In 2026, DRUM Beats endorsed David Orkin, who successfully defeated sitting Assemblymember Jenifer Rajkumar in the June 2026 Democratic primary election. The New York Times noted DRUM Beats's role in persuading the significant South Asian electorate within the district to support Orkin (who is white and Jewish) rather than the South Asian incumbent. DRUM Beats advised on advertisements that attacked Rajkumar for her support of Indian leader Narendra Modi; Rajkumar's campaign and the Hindu American Foundation criticized the ads as bigoted.

== Organizational approach ==
DRUM commits to and encourages "transformative solidarity" to work toward collective liberation with other marginalized groups.
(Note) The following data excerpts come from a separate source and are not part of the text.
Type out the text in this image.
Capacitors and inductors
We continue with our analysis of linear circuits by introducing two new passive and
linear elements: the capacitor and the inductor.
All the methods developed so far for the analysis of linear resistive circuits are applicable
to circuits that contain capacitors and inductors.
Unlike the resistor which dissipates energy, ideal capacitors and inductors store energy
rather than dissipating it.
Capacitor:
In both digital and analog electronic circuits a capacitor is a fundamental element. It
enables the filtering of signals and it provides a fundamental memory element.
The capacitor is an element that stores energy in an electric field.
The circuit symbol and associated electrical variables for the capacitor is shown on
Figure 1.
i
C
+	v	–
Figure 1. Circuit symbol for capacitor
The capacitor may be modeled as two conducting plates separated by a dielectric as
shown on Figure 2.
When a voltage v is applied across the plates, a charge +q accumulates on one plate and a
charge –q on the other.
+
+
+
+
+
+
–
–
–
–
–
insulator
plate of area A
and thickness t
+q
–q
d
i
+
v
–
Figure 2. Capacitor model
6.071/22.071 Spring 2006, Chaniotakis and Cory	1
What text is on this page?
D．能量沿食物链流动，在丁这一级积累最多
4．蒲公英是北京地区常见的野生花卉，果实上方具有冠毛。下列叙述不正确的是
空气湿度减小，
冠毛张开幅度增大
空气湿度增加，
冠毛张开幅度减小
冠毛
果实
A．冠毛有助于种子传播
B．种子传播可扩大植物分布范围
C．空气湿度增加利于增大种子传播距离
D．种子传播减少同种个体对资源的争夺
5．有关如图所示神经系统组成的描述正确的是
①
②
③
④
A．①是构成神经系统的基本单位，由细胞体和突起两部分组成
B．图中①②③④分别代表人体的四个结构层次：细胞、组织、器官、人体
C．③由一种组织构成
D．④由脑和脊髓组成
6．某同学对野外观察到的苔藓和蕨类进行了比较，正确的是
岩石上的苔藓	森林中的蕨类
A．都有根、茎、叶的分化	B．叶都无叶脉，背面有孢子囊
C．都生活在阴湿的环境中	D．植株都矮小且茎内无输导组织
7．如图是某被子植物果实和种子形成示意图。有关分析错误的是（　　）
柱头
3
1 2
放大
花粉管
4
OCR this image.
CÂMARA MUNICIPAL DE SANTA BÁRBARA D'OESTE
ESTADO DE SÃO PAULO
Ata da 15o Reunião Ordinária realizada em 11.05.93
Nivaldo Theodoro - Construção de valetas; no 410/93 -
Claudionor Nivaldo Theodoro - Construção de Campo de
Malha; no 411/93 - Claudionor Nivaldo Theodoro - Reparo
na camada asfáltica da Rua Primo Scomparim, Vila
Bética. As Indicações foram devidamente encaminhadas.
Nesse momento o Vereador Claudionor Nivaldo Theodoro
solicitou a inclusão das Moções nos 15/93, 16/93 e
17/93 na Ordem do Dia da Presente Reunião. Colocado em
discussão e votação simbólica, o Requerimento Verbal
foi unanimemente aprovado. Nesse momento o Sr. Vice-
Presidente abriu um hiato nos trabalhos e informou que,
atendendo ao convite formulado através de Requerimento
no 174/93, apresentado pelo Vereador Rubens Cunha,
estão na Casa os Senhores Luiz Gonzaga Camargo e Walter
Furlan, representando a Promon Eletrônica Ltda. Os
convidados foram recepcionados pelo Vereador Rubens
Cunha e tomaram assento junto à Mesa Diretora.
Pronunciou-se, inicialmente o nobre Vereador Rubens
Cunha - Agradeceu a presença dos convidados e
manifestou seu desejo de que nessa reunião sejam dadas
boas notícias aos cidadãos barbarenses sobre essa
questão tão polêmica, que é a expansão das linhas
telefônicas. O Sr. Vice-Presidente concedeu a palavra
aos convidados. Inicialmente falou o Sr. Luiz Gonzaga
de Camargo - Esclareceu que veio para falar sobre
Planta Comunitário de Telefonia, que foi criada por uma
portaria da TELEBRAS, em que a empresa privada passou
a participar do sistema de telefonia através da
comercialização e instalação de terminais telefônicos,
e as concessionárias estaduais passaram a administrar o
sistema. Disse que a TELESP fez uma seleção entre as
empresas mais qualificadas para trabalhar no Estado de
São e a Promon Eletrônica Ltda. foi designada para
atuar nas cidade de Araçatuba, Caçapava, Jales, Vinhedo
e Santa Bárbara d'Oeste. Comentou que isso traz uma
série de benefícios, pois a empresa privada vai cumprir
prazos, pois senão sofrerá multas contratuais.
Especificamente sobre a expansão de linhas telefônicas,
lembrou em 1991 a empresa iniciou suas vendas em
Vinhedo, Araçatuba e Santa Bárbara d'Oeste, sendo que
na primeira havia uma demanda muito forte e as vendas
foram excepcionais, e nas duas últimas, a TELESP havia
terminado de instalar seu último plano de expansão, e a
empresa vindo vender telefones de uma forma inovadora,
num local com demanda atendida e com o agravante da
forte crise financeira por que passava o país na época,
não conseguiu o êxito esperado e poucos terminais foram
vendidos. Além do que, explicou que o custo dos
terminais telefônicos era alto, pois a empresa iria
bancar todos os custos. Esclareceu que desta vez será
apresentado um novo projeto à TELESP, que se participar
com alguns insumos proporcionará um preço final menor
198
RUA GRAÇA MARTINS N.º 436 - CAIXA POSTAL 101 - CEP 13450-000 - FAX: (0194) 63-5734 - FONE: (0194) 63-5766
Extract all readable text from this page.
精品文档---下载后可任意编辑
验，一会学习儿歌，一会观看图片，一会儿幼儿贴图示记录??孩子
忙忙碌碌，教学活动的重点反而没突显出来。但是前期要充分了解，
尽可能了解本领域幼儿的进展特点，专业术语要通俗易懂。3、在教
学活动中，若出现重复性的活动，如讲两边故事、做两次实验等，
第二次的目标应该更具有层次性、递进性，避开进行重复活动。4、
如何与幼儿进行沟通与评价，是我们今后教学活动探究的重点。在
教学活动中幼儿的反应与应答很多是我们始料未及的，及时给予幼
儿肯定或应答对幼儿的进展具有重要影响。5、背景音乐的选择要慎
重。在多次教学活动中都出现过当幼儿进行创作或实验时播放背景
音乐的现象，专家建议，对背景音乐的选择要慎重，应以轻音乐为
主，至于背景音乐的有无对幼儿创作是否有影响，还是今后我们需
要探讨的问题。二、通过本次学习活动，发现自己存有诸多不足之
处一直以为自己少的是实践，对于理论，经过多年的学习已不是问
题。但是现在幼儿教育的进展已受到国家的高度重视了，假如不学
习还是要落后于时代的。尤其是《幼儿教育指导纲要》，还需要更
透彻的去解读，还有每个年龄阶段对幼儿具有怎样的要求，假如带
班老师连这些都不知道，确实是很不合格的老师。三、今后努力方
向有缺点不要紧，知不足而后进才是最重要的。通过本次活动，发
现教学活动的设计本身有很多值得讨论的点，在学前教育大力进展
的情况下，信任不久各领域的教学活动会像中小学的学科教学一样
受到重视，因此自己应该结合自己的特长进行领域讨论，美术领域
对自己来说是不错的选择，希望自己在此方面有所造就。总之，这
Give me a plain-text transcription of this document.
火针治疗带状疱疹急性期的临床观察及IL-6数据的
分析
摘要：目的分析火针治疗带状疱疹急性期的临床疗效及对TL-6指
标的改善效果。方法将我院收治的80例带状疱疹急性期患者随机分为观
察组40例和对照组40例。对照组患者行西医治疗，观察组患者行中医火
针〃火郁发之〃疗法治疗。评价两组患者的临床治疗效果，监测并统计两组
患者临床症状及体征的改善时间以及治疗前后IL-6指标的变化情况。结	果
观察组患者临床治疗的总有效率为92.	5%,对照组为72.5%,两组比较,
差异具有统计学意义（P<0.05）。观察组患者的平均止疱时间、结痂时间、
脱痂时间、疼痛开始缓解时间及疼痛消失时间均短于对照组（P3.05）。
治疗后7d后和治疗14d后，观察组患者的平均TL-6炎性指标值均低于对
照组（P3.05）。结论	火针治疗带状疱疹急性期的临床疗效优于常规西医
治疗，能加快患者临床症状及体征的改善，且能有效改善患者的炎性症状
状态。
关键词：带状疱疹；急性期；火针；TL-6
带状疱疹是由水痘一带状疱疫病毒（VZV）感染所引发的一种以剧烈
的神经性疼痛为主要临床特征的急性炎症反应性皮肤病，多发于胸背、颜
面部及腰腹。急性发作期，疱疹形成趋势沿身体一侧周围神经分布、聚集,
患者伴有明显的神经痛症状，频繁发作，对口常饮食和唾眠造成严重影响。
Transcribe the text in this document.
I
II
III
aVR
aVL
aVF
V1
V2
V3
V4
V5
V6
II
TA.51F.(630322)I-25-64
Transformative solidarity (a term DRUM is credited with coining and defining) goes beyond statements of support and reciprocating another group's support in policy advocacy, going so far as to make material sacrifices in order to avoid harm to others: "masses of oppressed communities choose to forgo something that would benefit them, and do not take it because it comes at the expense of other oppressed communities." For example, DRUM's membership chose not to advocate for certain immigration reform approaches that would "bring[] more harm to all of our people for generations to come while doing good for only a fragment of the 14 million... [and] would create a permanent immigrant underclass in the United States."

DRUM has been characterized as an example of "Indian diasporic organizations and practices that emphasize political mobilization through cross-national and racial solidarities", and an example of how post-Sa-I-Gu diasporic and geographically local political organizing by Asian-Americans is more attentive to "larger histories and dynamics of racial subordination and power" in the surrounding world.

Revenue for DRUM and DRUM Beats comes from its membership and has come from grants from funders such as North Star, the Catholic Campaign for Human Development in the Diocese of Brooklyn, New York Foundation, Open Society Foundations, and Ben & Jerry's Foundation.